Speaking to the administration’s resolve to reach an effective long-term agreement with Iran, Deputy Secretary of State Anthony Blinken told an audience at the American Jewish Committee’s annual Global Forum that Israel’s security had already been improved under the provisions of the temporary agreement that went into effect in January 2014, known as the Joint Plan of Action.

Acknowledging that Israel and the United States have disagreed as to the steps necessary to prevent Iran from gaining a nuclear weapon, Blinken said that “we may have our differences, but our bedrock security relationship is sacrosanct and it is stronger than ever. It is at the center of our minds when we sit at the negotiating table with Iran.”

He added that “there is not an inch of daylight between the US and Israel” regarding the “core strategic goal” of preventing a nuclear-armed Iran.

Blinken argued that Israel is safer now from a nuclear Iran than it was 18 months ago, before the Joint Plan of Action was implemented and Iran received partial sanctions relief.

The deputy secretary’s comments came a week after a report in The New York Times cast new doubt on Iran’s adherence to the guidelines or intent under the JPOA. The report showed that according to international inspectors, Iran’s stockpile of nuclear fuel increased about 20 percent in the period since nuclear negotiations began.

Although the administration has disputed the significance of the report’s revelations, the news provided new ammunition for the deal’s opponents who say that Iran’s nuclear program has not been “frozen.”

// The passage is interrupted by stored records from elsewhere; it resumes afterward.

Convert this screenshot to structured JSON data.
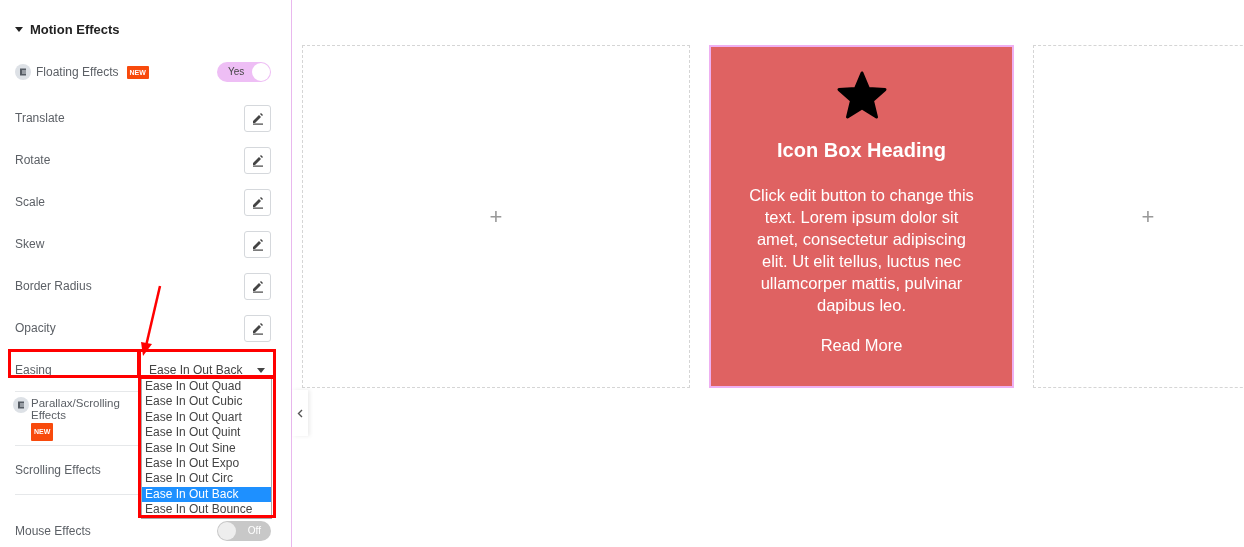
{
  "section": {
    "title": "Motion Effects",
    "expanded": true
  },
  "floating": {
    "label": "Floating Effects",
    "badge": "NEW",
    "toggle": {
      "label": "Yes",
      "on": true
    }
  },
  "properties": [
    {
      "label": "Translate"
    },
    {
      "label": "Rotate"
    },
    {
      "label": "Scale"
    },
    {
      "label": "Skew"
    },
    {
      "label": "Border Radius"
    },
    {
      "label": "Opacity"
    }
  ],
  "easing": {
    "label": "Easing",
    "value": "Ease In Out Back",
    "open": true,
    "options": [
      {
        "label": "Ease In Out Quad",
        "selected": false
      },
      {
        "label": "Ease In Out Cubic",
        "selected": false
      },
      {
        "label": "Ease In Out Quart",
        "selected": false
      },
      {
        "label": "Ease In Out Quint",
        "selected": false
      },
      {
        "label": "Ease In Out Sine",
        "selected": false
      },
      {
        "label": "Ease In Out Expo",
        "selected": false
      },
      {
        "label": "Ease In Out Circ",
        "selected": false
      },
      {
        "label": "Ease In Out Back",
        "selected": true
      },
      {
        "label": "Ease In Out Bounce",
        "selected": false
      }
    ]
  },
  "parallax": {
    "label": "Parallax/Scrolling Effects",
    "badge": "NEW"
  },
  "scrolling": {
    "label": "Scrolling Effects"
  },
  "mouse": {
    "label": "Mouse Effects",
    "toggle": {
      "label": "Off",
      "on": false
    }
  },
  "canvas": {
    "columns": [
      {
        "kind": "empty",
        "add": "+"
      },
      {
        "kind": "icon-box",
        "heading": "Icon Box Heading",
        "text": "Click edit button to change this text. Lorem ipsum dolor sit amet, consectetur adipiscing elit. Ut elit tellus, luctus nec ullamcorper mattis, pulvinar dapibus leo.",
        "link": "Read More"
      },
      {
        "kind": "empty",
        "add": "+"
      }
    ]
  }
}
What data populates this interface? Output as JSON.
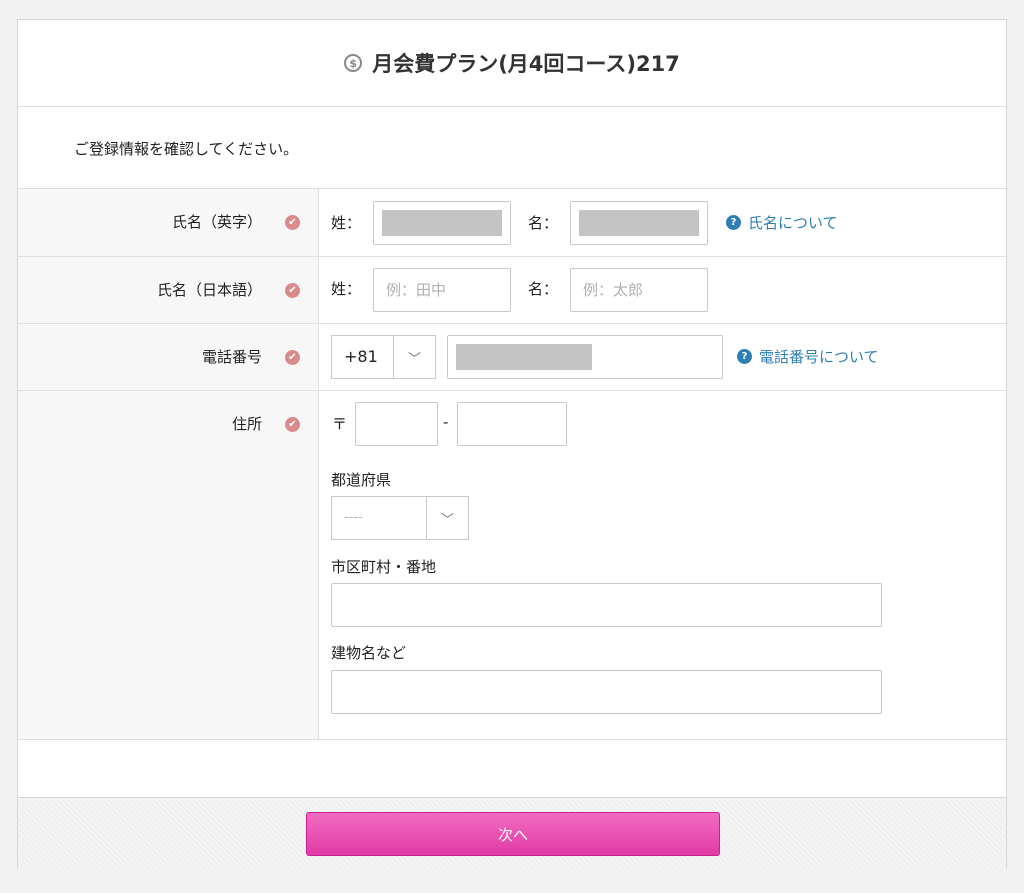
{
  "header": {
    "plan_icon": "dollar-circle-icon",
    "title": "月会費プラン(月4回コース)217"
  },
  "intro": "ご登録情報を確認してください。",
  "rows": {
    "name_en": {
      "label": "氏名（英字）",
      "last_label": "姓：",
      "first_label": "名：",
      "help": "氏名について"
    },
    "name_ja": {
      "label": "氏名（日本語）",
      "last_label": "姓：",
      "first_label": "名：",
      "last_placeholder": "例：田中",
      "first_placeholder": "例：太郎"
    },
    "phone": {
      "label": "電話番号",
      "country_code": "+81",
      "help": "電話番号について"
    },
    "address": {
      "label": "住所",
      "postal_mark": "〒",
      "postal_sep": "-",
      "prefecture_label": "都道府県",
      "prefecture_value": "----",
      "city_label": "市区町村・番地",
      "building_label": "建物名など"
    }
  },
  "required_icon": "check-circle-icon",
  "help_icon": "question-circle-icon",
  "footer": {
    "next_label": "次へ"
  },
  "colors": {
    "accent": "#e23aa6",
    "link": "#2f7fb5",
    "required": "#d98b8b"
  }
}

Speaking against Congressional proposals to dangle the threat of increased sanctions over negotiators’ heads as a tool to increase pressure for a “good” deal, Blinken said that “it is a fantasy to believe that Iran will simply capitulate to every demand if we ratchet up the pressure through increasing sanctions.”

Warning that a collapse of talks due to such a move would make the US, not Iran, more isolated, Blinken challenged the deal’s opponents to “tell the people of the United States exactly what they’d do differently and exactly how they’d get it done.”